Smith: Let me ask you maybe an awkward question.  Obviously there was a very intense fight between Reagan and Ford in ’76 and there was some speculation briefly that Ford might challenge Reagan in ’80.  As someone who was in the Reagan administration at very high level positions, did you have any sense about the relationship that existed or did not exist?  We’ve gotten conflicting reports as to whether there were some lingering hard feelings…whether Ford was kind of a non-person.

Carlucci: I can honestly say I never heard Ronald Reagan even speak of Jerry Ford.  When it looked like we were going to get into serious negotiations with the then Soviet Union, Howard Baker said to me, “Frank, you’d better prepare President Reagan.”  And knowing Ronald Reagan absorbed the spoken word better than the written word, I asked him if I could bring some people in and he said, “Who are you thinking of?”  And I said, “Well, how about Kissinger?”  He said ‘no.’  “How about Brzezinski?”  He said ‘yes.’  And it occurred to me, I said, “How about Richard Nixon?”  He said, “By all means, bring him in first.”  And we smuggled Richard Nixon into the White House.  I’ve got a picture of it downstairs.  And he and Reagan and Howard Baker and I spent an hour together discussing the Soviet Union.  Reagan felt a companionship with Nixon, but he wouldn’t have said, “Bring Ford in.”  And it just wouldn’t have occurred to me to suggest it either.  It just wasn’t that kind of relationship.

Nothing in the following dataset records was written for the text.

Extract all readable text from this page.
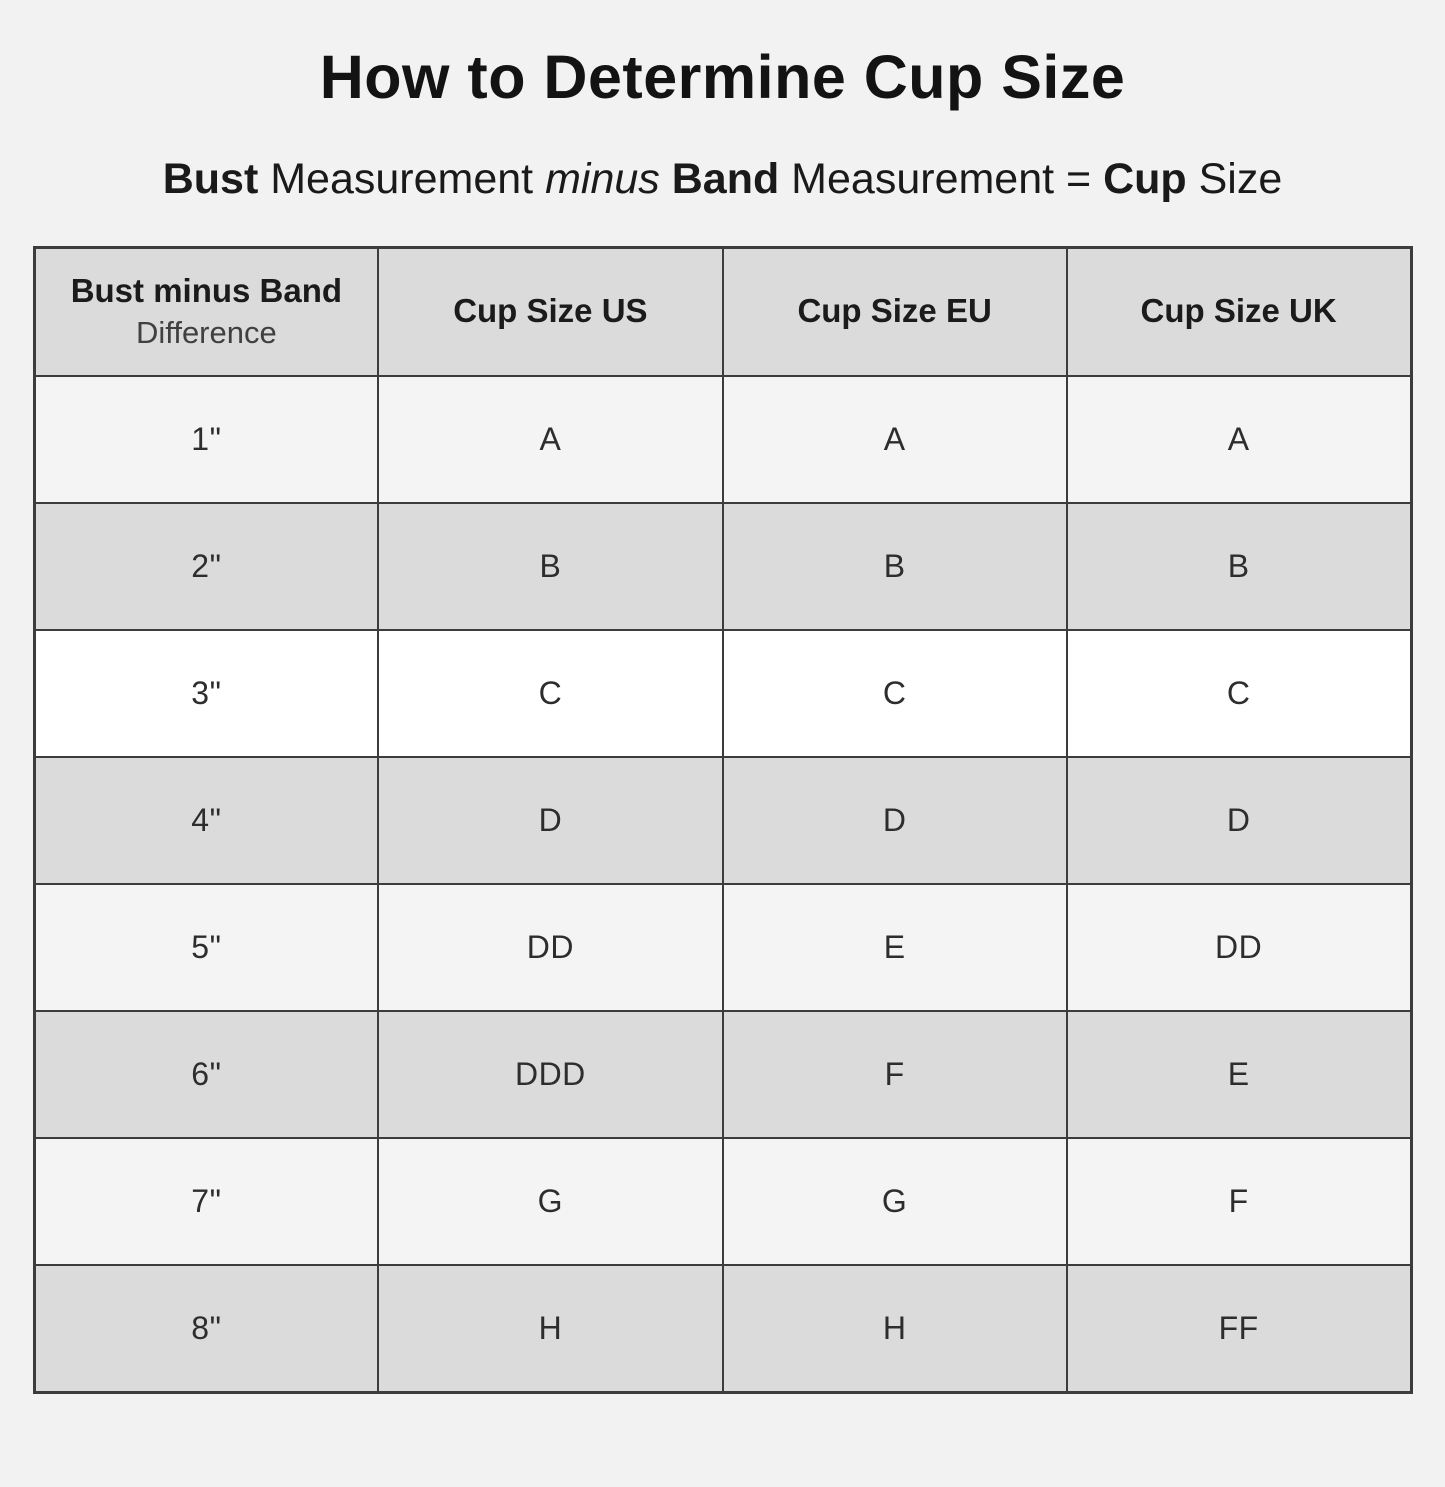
How to Determine Cup Size
Bust Measurement minus Band Measurement = Cup Size
Bust minus Band
Difference	Cup Size US	Cup Size EU	Cup Size UK
1"	A	A	A
2"	B	B	B
3"	C	C	C
4"	D	D	D
5"	DD	E	DD
6"	DDD	F	E
7"	G	G	F
8"	H	H	FF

Smith: Yeah.  How do you think President Ford should be remembered?

Carlucci: By a grateful nation for the courageous act he took in saving our country.  Our country was in deep trouble and to have a man of his integrity and courage step up to a non-elected presidency and make the decisions he made is a blessing for all of us.  I think he should be remembered with great respect and reverence.

Smith: That’s perfect.  Can’t do better than that.